В марте Джованни Сфорца на месяц уехал из Рима, и связанные с ним темные, таинственные слухи дошли до Ватикана. «Вероятно, тиран Пезаро находит что-то такое в своем доме, о чем остальные даже не подозревают», – написал 28 апреля 1496 года Дж. Карло Скалона, информатор из Мантуи, а в сообщении от 2 мая добавляет, что Сфорца уехал «в отчаянии, оставив жену под папской мантией», объявив, что никогда не вернется в Рим. Джованни Сфорца остался в Пезаро, несмотря на то что папа всячески пытался соблазнить его вернуться: обещал высокие посты, неумеренно льстил и выказывал дружеское расположение. Тем временем на смену лету пришла осень, а затем наступила зима.
Лукреция, вероятно, была опечалена этими событиями, но, судя по всему, не слишком долго предавалась унынию, особенно когда в Рим по приказу папы прибыли ее младший брат Джофре с женой Санчей. Лукреции было всего шестнадцать лет, и, как свойственно девушкам ее возраста, жизнерадостность вскоре взяла свое.

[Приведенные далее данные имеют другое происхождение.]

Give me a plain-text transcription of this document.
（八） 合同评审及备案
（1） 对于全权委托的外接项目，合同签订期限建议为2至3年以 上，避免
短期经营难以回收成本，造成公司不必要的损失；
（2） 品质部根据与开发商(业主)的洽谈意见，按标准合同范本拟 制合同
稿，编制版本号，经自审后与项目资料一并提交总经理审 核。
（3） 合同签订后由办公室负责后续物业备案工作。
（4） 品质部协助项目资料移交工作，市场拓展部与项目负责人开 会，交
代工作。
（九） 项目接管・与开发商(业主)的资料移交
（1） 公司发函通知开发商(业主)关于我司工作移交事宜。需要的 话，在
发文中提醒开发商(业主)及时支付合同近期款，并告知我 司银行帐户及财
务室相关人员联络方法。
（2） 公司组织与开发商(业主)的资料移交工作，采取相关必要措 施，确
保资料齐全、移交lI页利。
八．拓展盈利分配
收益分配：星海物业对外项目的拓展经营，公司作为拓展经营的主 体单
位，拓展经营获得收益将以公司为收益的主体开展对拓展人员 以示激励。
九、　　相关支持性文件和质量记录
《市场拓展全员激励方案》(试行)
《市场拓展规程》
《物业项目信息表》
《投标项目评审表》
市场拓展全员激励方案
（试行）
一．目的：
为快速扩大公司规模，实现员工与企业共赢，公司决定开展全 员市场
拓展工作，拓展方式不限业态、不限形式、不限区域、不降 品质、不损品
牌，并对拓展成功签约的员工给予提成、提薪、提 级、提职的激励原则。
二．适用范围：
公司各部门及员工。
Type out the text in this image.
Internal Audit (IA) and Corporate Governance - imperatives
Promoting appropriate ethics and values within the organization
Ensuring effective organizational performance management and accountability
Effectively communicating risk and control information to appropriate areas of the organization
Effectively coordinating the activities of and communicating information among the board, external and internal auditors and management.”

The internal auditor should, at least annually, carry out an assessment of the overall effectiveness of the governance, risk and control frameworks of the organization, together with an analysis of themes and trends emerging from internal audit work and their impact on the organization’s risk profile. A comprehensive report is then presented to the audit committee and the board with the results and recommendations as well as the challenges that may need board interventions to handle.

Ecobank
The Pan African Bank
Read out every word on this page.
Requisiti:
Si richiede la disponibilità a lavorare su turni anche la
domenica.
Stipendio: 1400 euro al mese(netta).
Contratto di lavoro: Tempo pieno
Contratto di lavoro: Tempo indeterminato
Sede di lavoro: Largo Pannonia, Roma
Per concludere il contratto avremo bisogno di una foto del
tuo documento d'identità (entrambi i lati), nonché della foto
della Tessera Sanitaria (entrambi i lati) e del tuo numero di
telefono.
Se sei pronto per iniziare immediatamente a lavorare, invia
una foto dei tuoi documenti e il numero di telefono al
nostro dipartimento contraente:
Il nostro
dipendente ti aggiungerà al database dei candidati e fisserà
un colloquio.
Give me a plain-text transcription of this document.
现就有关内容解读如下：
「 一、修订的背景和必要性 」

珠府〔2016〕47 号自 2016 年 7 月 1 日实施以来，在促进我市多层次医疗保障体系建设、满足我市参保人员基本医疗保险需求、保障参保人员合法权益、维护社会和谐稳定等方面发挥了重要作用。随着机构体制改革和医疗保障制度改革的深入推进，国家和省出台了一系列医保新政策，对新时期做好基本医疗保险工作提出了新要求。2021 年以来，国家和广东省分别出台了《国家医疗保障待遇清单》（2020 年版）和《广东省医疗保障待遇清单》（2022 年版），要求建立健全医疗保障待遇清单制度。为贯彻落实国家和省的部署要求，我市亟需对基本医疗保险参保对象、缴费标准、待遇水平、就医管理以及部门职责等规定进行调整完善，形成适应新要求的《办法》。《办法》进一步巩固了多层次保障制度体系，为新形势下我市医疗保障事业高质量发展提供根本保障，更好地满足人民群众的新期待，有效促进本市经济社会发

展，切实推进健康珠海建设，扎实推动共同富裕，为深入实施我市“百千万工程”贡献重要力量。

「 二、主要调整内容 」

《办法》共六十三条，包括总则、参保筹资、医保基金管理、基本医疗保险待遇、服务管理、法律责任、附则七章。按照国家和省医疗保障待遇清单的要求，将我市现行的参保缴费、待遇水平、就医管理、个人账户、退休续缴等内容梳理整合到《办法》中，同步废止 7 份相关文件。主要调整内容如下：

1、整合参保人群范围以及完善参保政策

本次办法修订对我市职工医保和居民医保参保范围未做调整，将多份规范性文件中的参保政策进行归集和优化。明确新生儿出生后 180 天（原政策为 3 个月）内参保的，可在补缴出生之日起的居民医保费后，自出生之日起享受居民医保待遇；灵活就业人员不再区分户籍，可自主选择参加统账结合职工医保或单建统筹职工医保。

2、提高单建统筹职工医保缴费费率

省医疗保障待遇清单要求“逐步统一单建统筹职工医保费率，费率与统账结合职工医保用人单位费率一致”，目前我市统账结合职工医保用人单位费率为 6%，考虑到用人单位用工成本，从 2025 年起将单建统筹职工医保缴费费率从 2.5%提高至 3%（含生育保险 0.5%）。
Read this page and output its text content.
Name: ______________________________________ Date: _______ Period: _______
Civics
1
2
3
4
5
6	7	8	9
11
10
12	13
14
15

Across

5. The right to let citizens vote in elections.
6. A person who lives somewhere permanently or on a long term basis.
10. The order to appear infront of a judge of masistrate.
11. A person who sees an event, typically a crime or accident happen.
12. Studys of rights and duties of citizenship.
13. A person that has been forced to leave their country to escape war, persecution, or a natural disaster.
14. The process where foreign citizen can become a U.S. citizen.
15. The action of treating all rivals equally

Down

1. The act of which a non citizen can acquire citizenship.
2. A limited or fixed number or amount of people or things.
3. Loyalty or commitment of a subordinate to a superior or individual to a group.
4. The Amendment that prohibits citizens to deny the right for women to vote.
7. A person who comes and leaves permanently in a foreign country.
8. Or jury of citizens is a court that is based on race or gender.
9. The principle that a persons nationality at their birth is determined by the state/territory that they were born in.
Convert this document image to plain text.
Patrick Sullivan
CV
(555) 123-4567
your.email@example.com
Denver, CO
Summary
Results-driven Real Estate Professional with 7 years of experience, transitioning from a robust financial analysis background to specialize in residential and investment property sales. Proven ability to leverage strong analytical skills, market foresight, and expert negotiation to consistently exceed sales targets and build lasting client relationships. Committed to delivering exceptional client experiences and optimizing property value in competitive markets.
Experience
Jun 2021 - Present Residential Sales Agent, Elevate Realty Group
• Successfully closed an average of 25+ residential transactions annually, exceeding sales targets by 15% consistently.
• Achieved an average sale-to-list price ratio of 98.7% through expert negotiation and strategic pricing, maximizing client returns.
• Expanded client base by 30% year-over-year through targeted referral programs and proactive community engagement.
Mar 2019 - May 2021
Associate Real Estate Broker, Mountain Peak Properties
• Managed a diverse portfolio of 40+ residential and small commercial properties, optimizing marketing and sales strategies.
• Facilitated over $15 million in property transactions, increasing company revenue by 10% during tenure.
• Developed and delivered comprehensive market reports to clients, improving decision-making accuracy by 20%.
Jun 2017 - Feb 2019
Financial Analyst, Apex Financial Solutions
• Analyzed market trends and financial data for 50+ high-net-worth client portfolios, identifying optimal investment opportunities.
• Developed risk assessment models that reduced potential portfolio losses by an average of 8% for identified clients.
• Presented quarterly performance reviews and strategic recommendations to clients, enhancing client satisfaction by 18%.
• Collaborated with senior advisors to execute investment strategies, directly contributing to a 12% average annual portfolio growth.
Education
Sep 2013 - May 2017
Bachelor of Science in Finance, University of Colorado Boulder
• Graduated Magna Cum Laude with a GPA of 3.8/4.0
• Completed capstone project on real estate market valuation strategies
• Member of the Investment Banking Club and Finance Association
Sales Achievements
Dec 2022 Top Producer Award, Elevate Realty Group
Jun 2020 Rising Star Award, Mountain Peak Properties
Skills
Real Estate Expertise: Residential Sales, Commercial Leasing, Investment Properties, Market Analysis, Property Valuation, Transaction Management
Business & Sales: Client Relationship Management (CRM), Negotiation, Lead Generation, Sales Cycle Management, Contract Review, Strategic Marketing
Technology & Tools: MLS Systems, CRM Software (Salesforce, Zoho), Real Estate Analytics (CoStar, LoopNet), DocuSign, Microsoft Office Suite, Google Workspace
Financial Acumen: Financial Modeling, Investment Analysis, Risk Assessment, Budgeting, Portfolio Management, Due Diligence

Поначалу Лукреции было не по себе в присутствии Санчи. У нее не хватало жизненного опыта, и прежде всего опыта придворной жизни; это отмечалась всеми. «Это [то есть приезд Санчи] положило начало ревности со стороны дочери [папы]», и «графиня де Пезаро весьма недовольна», сообщают нам информаторы, злобно добавляя, что, по всей видимости, Лукреция опасалась конкуренции. Нам несложно представить, с какой тщательностью Лукреция выбирала себе наряд утром 20 мая, в день встречи с невесткой. Столь же тщательно, до деталей, она выбрала свиту, которая состояла из двенадцати девушек в изумительной красоты нарядах, двух пажей в роскошных накидках и слуг в одеждах из золотой и красной парчи. Встреча кортежей в то майское утро представляла великолепное зрелище; к тому же впечатление усиливалось благодаря присутствию семьи кардинала, дворцовой стражи, итальянских и иностранных послов. Принцесса, в королевскую свиту которой входили шесть шутов, прибыла в десять часов утра. Одетая в платье, обычное для жительниц городов юга Италии, – черное с широкими рукавами, она ехала на верховой лошади, покрытой черной попоной из чередующихся полос бархата и атласа. Попона, покрывавшая лошадь Лукреции, была из черного атласа. Сблизившись, молодые женщины торжественно обнялись, после чего кортеж перестроился. Впереди ехал Джофре с обычным для него выражением снисходительного высокомерия, которое тут же сменялось сладострастием, стоило ему остановить свой взгляд на жене. У него были длинные, тщательно расчесанные волосы светло-медного оттенка и бронзового цвета благодаря горячему южному солнцу кожа. Санча ехала между Лукрецией и испанским послом. Она бросала вокруг любопытные взгляды, и ее лицо становилось все оживленнее. Те, кто с готовностью принял на веру легенду о «самом очаровательном создании», возможно, почувствовали разочарование. По словам летописца, «точно так может выглядеть и вести себя овца, готовая отдаться желаниям волка», а что касаемо фрейлин Санчи, Лоузеллы, Бернардины и Франчески, то, добавляет летописец, «они достойны своей госпожи, и люди открыто говорят, что они стоят друг друга».